After analyzing Trent's photographs and negatives, Maccabee concluded they had not been doctored, and that they were what the Trents said they were: photos of an unidentified flying object some distance away.
"So I guess the bottom line is, I concluded they were real," he said.
Over the years, he talked with the Trents about 30 times.
Another person who interviewed the Trents was documentary producer Terry Halstead. His taped interview with Evelyn Trent, who has since died, was done in the early 1990s, and was the last she ever did.
The Trent portion of the documentary will be shown at the McMenamins Trent photo retrospective as well.
Maccabee also was the first researcher to obtain the FBI's "flying disc file," also known as "the real X-Files."
Maccabee recently published a book called the "UFO-FBI Connection: The Secret History of the Government's Cover-Up." The book doesn't accuse the government of any coverup in connection with the Trent photographs, but those photos did provide the entry into the topic.
"Part of the lineage of that book can be traced to the Trents," Maccabee said.
After the Trent photos were published nationally, Air Force intelligence officers interviewed the Trents, but Maccabee said that wasn't terribly exciting because the Air Force's interest in investigating UFO's was well known.
"Mrs. Trent had told me that two FBI men had come to her house," he said.
They spent some time in the backyard, throwing objects up in the air and taking pictures of them.
Not long after Maccabee began looking into the Trent photos, the federal Freedom of Information Act was passed, and Maccabee wrote to the FBI for information on the Trents' photos. He didn't learn anything new about that case, but he did learn that the FBI had looked into a number of other UFO sightings.
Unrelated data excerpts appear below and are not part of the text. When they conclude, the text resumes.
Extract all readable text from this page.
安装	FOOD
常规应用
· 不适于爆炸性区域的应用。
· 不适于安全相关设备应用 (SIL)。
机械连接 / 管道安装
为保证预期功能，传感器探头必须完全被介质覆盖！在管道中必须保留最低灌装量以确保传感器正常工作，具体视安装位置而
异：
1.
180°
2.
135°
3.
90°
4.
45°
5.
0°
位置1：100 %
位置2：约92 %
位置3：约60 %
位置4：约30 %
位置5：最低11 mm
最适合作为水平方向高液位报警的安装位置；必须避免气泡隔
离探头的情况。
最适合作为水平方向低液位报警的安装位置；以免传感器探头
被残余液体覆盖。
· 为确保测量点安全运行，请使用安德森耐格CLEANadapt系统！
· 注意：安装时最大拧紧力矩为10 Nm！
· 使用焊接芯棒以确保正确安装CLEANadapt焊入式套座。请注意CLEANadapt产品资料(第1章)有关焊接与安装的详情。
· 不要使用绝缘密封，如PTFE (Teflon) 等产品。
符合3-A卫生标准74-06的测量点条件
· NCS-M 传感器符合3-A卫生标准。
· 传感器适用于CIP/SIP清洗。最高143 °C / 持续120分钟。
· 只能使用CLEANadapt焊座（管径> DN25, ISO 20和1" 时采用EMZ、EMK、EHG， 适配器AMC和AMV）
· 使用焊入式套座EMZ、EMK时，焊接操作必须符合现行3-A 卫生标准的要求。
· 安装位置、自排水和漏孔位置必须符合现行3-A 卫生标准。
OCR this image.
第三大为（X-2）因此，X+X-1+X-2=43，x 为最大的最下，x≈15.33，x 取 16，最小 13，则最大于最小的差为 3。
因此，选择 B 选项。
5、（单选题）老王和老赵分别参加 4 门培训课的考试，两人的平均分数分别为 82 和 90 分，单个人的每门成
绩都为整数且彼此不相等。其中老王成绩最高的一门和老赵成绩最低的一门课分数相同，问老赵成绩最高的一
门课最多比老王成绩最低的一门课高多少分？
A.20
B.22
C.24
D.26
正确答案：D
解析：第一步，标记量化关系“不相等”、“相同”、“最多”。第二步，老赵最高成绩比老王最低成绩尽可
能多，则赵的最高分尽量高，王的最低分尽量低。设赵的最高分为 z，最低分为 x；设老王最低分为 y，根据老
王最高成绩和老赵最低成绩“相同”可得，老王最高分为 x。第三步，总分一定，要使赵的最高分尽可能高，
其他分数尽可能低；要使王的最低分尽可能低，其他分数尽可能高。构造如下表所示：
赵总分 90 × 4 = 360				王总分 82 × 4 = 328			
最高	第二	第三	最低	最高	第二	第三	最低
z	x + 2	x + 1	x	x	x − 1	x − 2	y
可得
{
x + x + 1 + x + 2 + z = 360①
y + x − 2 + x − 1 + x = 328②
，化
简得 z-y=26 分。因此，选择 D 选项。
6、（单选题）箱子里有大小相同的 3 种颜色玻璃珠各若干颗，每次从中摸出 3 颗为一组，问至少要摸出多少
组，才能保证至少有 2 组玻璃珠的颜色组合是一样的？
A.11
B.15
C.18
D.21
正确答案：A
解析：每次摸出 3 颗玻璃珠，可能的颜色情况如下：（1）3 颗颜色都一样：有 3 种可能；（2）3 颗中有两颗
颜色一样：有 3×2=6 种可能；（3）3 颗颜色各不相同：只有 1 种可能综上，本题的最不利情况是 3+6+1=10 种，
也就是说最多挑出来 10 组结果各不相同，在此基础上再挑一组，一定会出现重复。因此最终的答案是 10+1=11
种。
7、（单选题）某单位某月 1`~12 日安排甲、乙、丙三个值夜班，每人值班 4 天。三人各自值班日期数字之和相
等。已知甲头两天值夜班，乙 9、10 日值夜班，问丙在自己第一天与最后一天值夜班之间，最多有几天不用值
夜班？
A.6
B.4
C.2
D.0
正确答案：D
The information the FBI gathered itself wasn't as important as the insight that it provided into the Air Force Intelligence inquiry. "They told the FBI things they didn't tell anyone else," he said.
Information from that and subsequent FOIA requests eventually led to the publication of "UFO-FBI Connection," he said.
"If it hadn't been for Mrs. Trent telling me the FBI had been there, that line of inquiry and the book itself were unlikely to have happened," he said.